Energies renouvelables : Ce qu’il faut retenir du projet d’amendement de la loi 13-09

Energies renouvelables : Ce qu’il faut retenir du projet d’amendement de la loi 13-09

Il vise à améliorer le cadre législatif et réglementaire et les procédures d’autorisation

Le projet de loi prévoit la possibilité du recours de l’administration au lancement d’appel à manifestation d’intérêt pour la réalisation des projets de production d’électricité de sources renouvelables dans le cadre de la loi 13-09.

Un avant-projet de loi modifiant et complétant la loi 13-09 relative aux énergies renouvelables, telle qu’elle a été modifiée et complétée par la loi 58-15, a été  déposé au Secrétariat général du gouvernement (SGG). Le projet de loi n° 40-19 modifiant et complétant la loi   13-09   vise à améliorer le cadre législatif et réglementaire, renforcer davantage la transparence, faciliter l’accès à l’information relative aux opportunités d’investissement et améliorer les procédures d’autorisation. 

Ce projet de refonte prévoit plusieurs nouveautés. A commencer par la notion de services système qui vise à faire participer les opérateurs privés aux coûts des services rendus au marché libre par le gestionnaire du réseau national de transport.   Le projet de refonte prévoit également le paiement d’une caution bancaire pour les projets d’énergies renouvelables en vue de leur garantir leur réalisation. En effet, l’article 8 du projet de loi n° 40-19 stipule : «La demande d’autorisation doit être accompagnée d’une caution bancaire visant à garantir la réalisation du projet objet de la demande d’autorisation de réalisation. Le montant de cette caution est fixé par voie réglementaire».

Il prévoit aussi l’accord de l’administration pour tout changement de contrôle dans l’actionnariat de l’exploitant titulaire de l’autorisation de réalisation.
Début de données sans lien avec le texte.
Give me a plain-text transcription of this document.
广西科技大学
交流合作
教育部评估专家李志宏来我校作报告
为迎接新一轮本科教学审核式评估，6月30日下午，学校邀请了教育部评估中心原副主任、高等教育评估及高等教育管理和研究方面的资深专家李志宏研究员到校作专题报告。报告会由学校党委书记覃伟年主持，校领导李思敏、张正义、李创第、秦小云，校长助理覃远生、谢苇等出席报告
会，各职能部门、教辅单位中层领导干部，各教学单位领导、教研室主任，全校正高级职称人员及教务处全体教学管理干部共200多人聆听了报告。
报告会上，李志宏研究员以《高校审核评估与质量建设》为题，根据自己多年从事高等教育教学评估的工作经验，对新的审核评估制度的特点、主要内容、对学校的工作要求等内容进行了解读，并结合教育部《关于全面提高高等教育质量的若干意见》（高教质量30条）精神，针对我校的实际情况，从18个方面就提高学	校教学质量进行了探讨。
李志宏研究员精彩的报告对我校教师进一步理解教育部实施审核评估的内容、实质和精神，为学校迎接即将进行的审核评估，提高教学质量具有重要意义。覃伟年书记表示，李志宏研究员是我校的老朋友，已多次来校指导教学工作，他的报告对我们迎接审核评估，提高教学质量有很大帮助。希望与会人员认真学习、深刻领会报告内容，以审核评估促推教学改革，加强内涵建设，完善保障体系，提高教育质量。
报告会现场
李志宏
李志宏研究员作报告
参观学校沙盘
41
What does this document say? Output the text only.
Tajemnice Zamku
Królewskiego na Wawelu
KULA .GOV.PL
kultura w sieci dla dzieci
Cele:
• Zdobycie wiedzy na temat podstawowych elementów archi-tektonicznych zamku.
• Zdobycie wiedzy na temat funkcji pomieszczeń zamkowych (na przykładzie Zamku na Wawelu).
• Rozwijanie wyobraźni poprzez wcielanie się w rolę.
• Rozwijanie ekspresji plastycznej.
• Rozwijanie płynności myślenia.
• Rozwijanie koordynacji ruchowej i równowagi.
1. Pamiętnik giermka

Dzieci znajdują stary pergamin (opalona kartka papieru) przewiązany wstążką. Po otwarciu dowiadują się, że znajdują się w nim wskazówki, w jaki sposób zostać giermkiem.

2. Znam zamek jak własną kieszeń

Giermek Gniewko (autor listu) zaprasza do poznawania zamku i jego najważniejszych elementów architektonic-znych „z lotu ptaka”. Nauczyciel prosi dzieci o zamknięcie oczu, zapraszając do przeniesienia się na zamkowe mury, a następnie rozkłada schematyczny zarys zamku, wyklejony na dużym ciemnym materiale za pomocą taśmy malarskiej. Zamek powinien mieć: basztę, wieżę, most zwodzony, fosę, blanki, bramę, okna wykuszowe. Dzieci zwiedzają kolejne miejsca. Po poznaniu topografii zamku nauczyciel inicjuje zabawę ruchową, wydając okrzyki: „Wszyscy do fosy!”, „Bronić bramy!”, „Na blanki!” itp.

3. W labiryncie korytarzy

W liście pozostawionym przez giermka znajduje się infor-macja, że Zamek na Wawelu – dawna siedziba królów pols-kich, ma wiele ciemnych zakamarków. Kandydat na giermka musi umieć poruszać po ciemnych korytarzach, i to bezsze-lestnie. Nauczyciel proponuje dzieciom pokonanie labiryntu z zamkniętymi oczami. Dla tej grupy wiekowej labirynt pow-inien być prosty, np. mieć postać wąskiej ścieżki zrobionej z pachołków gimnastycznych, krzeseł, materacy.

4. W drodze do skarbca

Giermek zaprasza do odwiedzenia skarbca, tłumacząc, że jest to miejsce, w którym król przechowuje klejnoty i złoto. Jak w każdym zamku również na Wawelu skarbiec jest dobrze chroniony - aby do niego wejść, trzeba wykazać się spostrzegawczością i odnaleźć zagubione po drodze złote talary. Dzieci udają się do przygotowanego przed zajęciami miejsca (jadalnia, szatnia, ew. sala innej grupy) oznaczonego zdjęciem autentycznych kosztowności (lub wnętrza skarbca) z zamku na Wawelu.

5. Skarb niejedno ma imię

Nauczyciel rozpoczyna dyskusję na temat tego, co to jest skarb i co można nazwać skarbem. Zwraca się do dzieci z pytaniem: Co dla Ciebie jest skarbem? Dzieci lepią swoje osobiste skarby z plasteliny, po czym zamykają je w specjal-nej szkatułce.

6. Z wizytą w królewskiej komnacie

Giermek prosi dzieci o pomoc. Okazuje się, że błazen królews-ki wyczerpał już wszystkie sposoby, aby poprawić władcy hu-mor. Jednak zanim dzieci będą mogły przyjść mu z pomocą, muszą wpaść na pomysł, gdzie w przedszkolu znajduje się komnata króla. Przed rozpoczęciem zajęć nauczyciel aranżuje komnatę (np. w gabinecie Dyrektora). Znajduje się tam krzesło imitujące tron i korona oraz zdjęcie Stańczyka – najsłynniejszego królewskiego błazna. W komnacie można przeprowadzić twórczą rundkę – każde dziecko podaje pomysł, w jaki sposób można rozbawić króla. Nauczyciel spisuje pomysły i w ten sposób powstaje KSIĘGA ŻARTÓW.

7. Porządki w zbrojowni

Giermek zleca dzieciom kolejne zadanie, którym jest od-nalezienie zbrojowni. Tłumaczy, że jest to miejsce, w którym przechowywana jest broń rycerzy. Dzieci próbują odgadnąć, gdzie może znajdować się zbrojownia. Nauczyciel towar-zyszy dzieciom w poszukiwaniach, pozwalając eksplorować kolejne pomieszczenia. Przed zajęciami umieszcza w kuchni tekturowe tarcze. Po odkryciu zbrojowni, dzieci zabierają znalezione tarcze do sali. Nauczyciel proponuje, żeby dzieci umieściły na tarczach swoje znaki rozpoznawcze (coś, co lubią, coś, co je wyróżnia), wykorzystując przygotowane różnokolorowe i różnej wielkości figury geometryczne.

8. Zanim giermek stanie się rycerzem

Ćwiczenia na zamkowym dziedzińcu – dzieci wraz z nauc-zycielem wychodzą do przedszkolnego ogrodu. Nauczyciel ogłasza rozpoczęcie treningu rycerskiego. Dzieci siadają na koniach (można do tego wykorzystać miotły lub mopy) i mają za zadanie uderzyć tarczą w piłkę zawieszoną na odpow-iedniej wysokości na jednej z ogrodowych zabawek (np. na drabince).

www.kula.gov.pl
Ainsi, l’article 15 précise : «Tout changement susceptible d’intervenir dans l’actionnariat de l’exploitant titulaire d’une autorisation de réalisation entraînant un changement de contrôle aux sens de l’article 144 de la loi n° 17-95 relative aux sociétés anonymes promulguée par le dahir n° 1-96-124 du 30 août 1996) est soumis à l’accord préalable de l’administration sous peine de nullité de ladite autorisation». Par ailleurs, il faut également signaler que le projet de loi a introduit la notion de capacité d’accueil du système électrique national en matière d’énergie renouvelable, en exigeant sa publication pour donner plus de visibilité aux investisseurs en matière d’opportunités d’investissement.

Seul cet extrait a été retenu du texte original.